La noche fue la cita perfecta para que hombres, mujeres, niños y niñas salieran a las calles disfrazados con los trajes representativos de los mitos y leyendas más populares de Nicaragua a como son el Padre Sin Cabeza, la Carreta Nahualt, la Mica Roba Gallinas, La Llorona, La Silbadora, El Cadejo, la famosa Mokuana, la Muerte Quirina, la Chancha Bruja, la Cegua, entre otras con aspecto tenebroso y colorido.

El niño Octavio Mejía, indicó que esta fiesta de “es una procesión dedicada a San Jerónimo, patrono de los Masaya. Andamos en esta procesión alegre donde hay muchos habitantes de Masaya y de otros departamentos a vivir esta tradición”.

Sobre su disfraz, dijo que escogió el de la Carreta Nahualt, pensado en el recorrido que es más o menos de unas tres horas.

El Cadejo Negro y Blanco, dos espíritus de la noche, no podían faltar a esta fiesta de los espantos, por eso Alexander Larios junto a su familia se disfrazaron de este peculiar personaje.

En cuanto a la importancia del rescate de estas tradiciones nicaragüenses y la promoción de la misma para fortalecerla y dejársela a las generaciones venideras, comentó que “esto es algo bello que nosotros los masayas tenemos, nos complace participar porque esto es parte de las fiestas tradicionales de San Jerónimo”.

“Nos ayuda a recordar nuestras creencias y leyendas que nuestros padres nos contaban en aquellos tiempos y no tenemos que olvidar de dónde venimos, y que Masaya está llena de leyendas”, finalizó.

Se vivió un lleno total donde turistas nacionales y extranjeros junto a los oriundos de la ciudad hicieron ver pequeñas las calles de la Ciudad de las Flores.

“Muy bonita, yo soy de España, llevamos seis meses en Nicaragua y todo nos ha encantado”, dijo María Fernanda.

Cristina Torres Sunsin, de la Escuela de Arte y Folklore de Masaya “Trinidad Dávila”, afirmó que el objetivo principal de la escuela es mantener las tradiciones, la originalidad en los bailes, costumbres y tradiciones.

En la fiesta de los Agüizotes, la escuela reflejó el mito de la Carreta Nahualt, a través de una representación acertada donde las ánimas, las calaveras, la carreta, la llorona, duendes, cadejos, los bueyes y el Padre sin Cabeza hacían correr de miedo a los visitantes.

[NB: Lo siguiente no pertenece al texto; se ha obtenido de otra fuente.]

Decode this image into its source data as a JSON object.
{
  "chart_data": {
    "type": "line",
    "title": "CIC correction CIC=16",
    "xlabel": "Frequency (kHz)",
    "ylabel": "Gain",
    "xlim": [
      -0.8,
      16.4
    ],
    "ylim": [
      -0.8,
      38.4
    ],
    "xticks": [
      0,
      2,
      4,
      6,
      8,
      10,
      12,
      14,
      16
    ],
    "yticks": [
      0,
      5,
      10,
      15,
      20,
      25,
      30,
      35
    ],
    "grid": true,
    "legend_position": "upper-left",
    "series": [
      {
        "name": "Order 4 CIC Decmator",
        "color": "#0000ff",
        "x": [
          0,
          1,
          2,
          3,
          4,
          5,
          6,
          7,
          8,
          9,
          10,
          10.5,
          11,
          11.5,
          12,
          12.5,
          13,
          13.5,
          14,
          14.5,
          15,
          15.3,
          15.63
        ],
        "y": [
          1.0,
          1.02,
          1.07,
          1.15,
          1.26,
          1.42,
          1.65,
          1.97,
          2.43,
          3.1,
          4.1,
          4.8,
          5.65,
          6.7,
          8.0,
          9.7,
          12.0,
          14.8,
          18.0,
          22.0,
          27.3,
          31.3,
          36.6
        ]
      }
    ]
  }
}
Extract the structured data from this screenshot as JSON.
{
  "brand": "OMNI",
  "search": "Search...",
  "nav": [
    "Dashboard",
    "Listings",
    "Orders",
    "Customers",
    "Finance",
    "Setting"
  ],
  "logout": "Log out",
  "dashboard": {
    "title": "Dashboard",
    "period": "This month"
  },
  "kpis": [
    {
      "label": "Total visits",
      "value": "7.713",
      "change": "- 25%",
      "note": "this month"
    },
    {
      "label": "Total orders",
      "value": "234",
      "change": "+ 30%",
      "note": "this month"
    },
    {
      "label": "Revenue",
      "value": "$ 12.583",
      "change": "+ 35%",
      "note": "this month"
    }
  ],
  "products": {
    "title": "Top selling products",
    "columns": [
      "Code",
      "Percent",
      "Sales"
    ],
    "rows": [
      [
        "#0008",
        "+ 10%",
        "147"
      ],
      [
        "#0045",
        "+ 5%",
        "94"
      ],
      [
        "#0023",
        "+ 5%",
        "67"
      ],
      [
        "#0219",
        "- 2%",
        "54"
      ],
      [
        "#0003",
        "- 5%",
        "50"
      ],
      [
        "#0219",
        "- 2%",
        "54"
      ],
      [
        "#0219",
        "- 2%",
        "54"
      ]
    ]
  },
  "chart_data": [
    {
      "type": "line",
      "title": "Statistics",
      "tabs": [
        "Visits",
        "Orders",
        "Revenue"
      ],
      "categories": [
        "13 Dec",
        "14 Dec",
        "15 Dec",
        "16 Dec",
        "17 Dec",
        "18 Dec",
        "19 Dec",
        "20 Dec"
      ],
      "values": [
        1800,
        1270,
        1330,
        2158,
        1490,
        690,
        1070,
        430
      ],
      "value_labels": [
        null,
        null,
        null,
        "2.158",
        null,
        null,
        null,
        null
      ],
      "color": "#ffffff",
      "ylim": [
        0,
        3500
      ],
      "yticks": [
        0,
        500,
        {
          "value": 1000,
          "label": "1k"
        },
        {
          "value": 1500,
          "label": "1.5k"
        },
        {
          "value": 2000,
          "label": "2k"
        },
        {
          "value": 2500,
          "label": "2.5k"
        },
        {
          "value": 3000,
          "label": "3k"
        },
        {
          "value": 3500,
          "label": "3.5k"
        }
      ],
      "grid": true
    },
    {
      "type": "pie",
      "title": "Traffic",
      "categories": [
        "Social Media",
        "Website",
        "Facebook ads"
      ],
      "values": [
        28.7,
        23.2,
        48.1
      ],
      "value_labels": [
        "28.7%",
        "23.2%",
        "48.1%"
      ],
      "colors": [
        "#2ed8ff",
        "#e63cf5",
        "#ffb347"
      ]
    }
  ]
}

La fiesta de los Agüizotes ha ido creciendo poco a poco, demostrando que sí mantenemos los mitos y leyendas a como debe ser. Hay que recordar que los Agüizotes nacen como una dependencia del Toro Venado del pueblo, con los años se optó hacer un día especial que fuera solo dedicado a los mitos, leyendas y espantos, historias que empapan a Masaya, siendo el tiempo de celebración un poco más de 30 años.